Mein „Frei“ gehört mir

Von Dr. Thorsten Engel, LL.M. – Rechtsanwalt, Fachanwalt für Arbeitsrecht – veröffentlicht in der Mitarbeiterzeitung des Prosper-Hospitals

Personalausfall stellt in vielen Kliniken und Pflegeeinrichtungen ein Problem dar. In diesem Zusammenhang taucht immer wieder die Frage auf, ob Mitarbeiter in ihrer Freizeit angerufen und zu ihrer Arbeitsstelle gerufen werden können, obwohl sie gemäß des Dienstplanes frei haben.
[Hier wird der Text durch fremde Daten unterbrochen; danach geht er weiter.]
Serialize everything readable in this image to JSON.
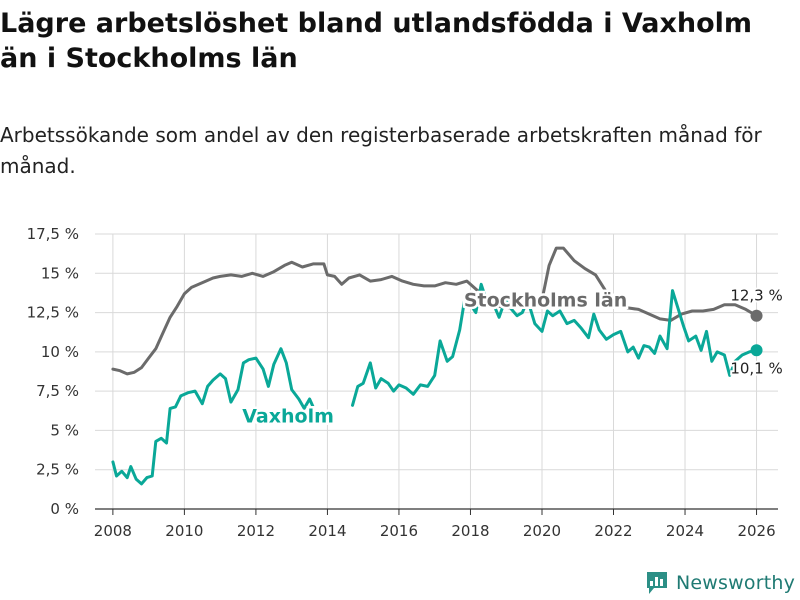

Anknüpfungspunkt für die Beantwortung dieser Frage ist der Begriff der Arbeitszeit. Er ist in § 9 a AVR unter Verweis auf die Anlagen 5 und 30 – 33 zu den AVR definiert. Demnach beträgt die regelmäßige Arbeitszeit eines Vollzeitmitarbeiters durchschnittlich 39 Stunden in der Woche. Die Festlegung der Lage dieser Arbeitszeit obliegt dem Dienstgeber. Dieses unterfällt dem so genannten „Direktionsrecht“. Durch die Aufstellung eines Dienstplanes wird das Direktionsrecht ausgeübt und die geschuldete Arbeitsleistung festgelegt. Nur während der festgelegten Arbeitszeit kann der Dienstgeber sein Direktionsrecht ausüben.

Darüber hinaus können Mitarbeiter gem. § 7 der Anlage 5 zu den AVR zu Bereitschaftsdienst und Rufbereitschaft herangezogen werden. Gemäß des dortigen Absatzes 2 ist der Mitarbeiter bei Bereitschaftsdiensten verpflichtet, sich außerhalb der regelmäßigen Arbeitszeit an einer vom Dienstgeber bestimmten Stelle aufzuhalten, um im Bedarfsfalle die Arbeit aufzunehmen, während gemäß Absatz 3 sich der Mitarbeiter bei Rufbereitschaft außerhalb der regelmäßigen Arbeitszeit an einem von ihm selbst gewählten Ort, an dem seine Erreichbarkeit sichergestellt ist, um bei Abruf kurzfristig die Arbeit aufzunehmen, aufhält.

Mithin kann der Dienstgeber während der Rufbereitschaft den Verpflichteten zur Arbeitsleistung heranziehen. Außerhalb dieser dienstplanmäßigen Arbeitszeiten sind Anweisungen des Dienstgebers, Arbeitsleistung zu erbringen, unzulässig. Nicht unter Arbeitszeit fallen auch Urlaub und die Arbeitsbefreiung als Ausgleich der Überstunden gemäß § 3 Abs. 2 der Anlage 6 zu den AVR.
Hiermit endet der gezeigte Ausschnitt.